Outcomes of this study refute the one-size-fits-all ESG strategy. Prof. Purba Bhattacherjee and Prof. Sibanjan Mishra evidences that firms do not follow a common practice and instead adjust their ESG disclosure based on climate risk type and temporal nature.

Speaking about the findings of the study, Prof. Sibanjan Mishra from XIM University said, Given that companies shift their approach as risks develop, it is evident that ESG reporting is more dependent on climate risk circumstances compared to general perception.”

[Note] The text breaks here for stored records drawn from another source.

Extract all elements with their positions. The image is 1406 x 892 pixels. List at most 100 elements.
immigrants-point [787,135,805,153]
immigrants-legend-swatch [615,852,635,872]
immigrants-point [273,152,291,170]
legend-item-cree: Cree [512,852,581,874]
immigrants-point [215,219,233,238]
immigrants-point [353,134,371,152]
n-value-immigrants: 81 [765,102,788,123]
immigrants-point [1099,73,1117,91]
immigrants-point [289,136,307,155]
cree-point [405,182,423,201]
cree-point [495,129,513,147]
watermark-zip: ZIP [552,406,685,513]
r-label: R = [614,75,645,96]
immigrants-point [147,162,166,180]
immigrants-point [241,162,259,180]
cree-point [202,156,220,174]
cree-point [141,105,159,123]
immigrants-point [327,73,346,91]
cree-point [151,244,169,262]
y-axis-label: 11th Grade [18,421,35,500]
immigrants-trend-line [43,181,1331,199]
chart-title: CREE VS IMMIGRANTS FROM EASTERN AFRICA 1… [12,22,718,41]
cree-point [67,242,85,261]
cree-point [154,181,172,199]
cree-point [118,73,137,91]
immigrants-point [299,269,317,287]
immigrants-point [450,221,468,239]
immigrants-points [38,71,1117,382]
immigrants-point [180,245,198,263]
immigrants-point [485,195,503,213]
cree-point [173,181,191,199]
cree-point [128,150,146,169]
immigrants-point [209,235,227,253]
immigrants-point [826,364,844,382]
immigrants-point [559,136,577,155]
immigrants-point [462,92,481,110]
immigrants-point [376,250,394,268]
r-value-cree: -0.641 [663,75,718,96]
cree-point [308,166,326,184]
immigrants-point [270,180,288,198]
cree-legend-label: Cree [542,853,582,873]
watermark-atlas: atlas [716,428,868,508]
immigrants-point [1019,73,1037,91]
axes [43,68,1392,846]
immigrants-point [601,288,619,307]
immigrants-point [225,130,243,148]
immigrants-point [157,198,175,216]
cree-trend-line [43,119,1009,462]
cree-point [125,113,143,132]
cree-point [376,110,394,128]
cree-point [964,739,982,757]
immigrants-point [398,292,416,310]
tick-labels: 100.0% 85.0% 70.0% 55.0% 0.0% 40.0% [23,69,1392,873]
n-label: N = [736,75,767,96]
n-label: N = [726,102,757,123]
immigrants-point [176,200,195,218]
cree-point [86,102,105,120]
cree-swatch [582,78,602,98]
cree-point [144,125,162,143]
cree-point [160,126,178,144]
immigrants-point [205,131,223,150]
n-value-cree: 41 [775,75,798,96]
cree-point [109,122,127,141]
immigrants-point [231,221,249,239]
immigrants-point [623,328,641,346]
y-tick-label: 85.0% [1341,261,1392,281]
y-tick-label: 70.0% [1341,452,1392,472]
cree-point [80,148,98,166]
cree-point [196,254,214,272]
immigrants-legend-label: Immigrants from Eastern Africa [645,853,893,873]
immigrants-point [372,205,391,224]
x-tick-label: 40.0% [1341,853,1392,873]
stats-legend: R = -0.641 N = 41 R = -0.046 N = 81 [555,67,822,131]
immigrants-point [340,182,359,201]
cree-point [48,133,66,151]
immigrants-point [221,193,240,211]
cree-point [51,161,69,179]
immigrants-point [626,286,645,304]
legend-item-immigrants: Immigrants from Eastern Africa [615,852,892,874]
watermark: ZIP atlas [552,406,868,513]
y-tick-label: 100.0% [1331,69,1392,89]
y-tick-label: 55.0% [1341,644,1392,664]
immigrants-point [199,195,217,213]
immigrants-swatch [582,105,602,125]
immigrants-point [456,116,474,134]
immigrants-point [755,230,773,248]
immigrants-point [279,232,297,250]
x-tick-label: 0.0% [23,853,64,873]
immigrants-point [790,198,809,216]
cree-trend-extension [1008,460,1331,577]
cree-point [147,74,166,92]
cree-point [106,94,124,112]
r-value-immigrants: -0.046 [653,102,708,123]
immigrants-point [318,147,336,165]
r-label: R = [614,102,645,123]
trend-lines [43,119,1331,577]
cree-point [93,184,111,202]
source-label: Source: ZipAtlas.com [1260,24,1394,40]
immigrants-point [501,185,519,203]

Furthermore, firms with more women on their boards are able to respond to changing environmental uncertainties more effectively and flexibly. The responses oscillate between long-term sustainability signalling and short-term risk management, suggesting a more flexible decision-making process rather than a fixed ESG approach.

The study by Prof. Purba Bhattacherjee and Prof. Sibanjan Mishra, contributes to ongoing global discussions on climate governance by distinguishing between different types of climate risks, rather than treating them as a single category, and by showing that firms respond differently depending on whether the risks are gradual or sudden. It also demonstrates how board composition influences firms’ behaviour under uncertainty, suggesting that who is involved in decision-making can shape how firms interpret risks and choose between disclosure, adaptation, or immediate response actions.

(Disclaimer: This report is generated from PRO services. ‘ArdorComm Media’ holds no responsibility for its content.)